SAUDADE
SAUDADES
Ter saudades de pessoas, acontecimentos e de festas é normal, mas saudades de um cemitério é bem estranho, mas Lilita tinha uma grande saudade do velho cemitério da Vila de São João dos Finados; quando ela se referia a esse assunto a comunidade ria dela, e dizia: Coitada da Lilita, está cada vez mais caduca, apesar de só ter quarenta anos
Ela sabia que era motivo de chacotas, mas não se importava, porque seu coração doía quando se lembrava do cemitério de sua infância e juventude; aquele velho de mais de cem anos, era cercado por um muro de pedras superpostas, com a mesma altura na parte de fora como na parte afundada no chão e os mais velhos contavam que os escravos transportaram as pedras na cabeça, uma de cada vez.
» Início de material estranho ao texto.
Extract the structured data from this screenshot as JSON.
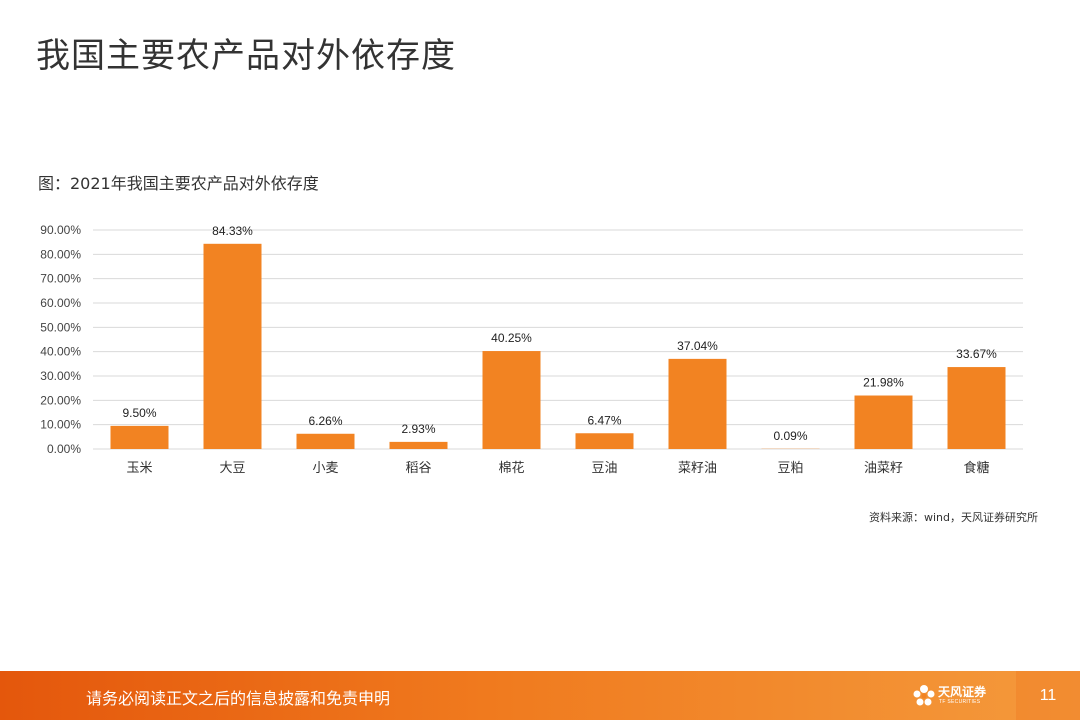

Parada em frente ao que fora um cemitério, ela se lembrava de coisas que aconteceram ali, como a historia do coveiro Adauto que cultivou uma plantação de melancias, abóboras e mamões na parte reservada aos suicidas, assassinos e mulheres de má fama e quando foi repreendido pelo feito, ele se justificou dizendo: tem importância não gente!
E explicava seu entendimento da questão, assim: Uai pessoal, essa parte aqui não é benta, porque os padres acham que eles não merecem e depois quase ninguém é enterrado aqui, suicídio nessa vila é coisa rara, assassinos aqui não tem e mulher de má fama menos ainda; a terra é de cultura, e eu tenho oito filhos para alimentar, entenderam?
Entender ninguém entendeu, mas as frutas colhidas ali eram perfeitas, davam água na boca e os filhos do coveiro Adauto cresciam fortes e bonitos; tinha também a lenda de um corpo seco, escondido atrás do altar da capela que existia lá, as crianças da vila acreditavam na sua existência, morriam de curiosidade, mas ninguém foi lá conferir, o medo era maior que a curiosidade.
E os fantasmas? Quem morava perto do velho cemitério, contava que ouvia arrastar de correntes e gemidos de almas penadas depois da meia noite, até o primeiro galo cantar anunciando o raiar do dia; o mais famoso fantasma, era o de uma moça que aparecia muito linda e agarrava qualquer homem que passasse por lá antes do dia nascer, muitos a viram.
Até ai Lilica ria das lembranças, mas quando ela se lembrava do incêndio que destruiu a linda capela do cemitério, ela chorava e se enraivecia, porque na época do acontecimento, o povo achou que foi incêndio criminoso, para encobrir o roubo do lindo e valioso São Miguel Arcanjo que ornava a capela e tinha desaparecido pouco antes do incêndio.
Verdades ou lendas, para Lilica não importava, o certo mesmo era que de seu amado cemitério nada mais restava além de suas lembranças e de suas saudades e o que mais incomodava a saudosa Lilica, era o fato da capela ter virado cinzas e o assunto continuar morto e enterrado, como o ultimo funeral acontecido no velho e esquecido cemitério da Vila de São João dos Finados.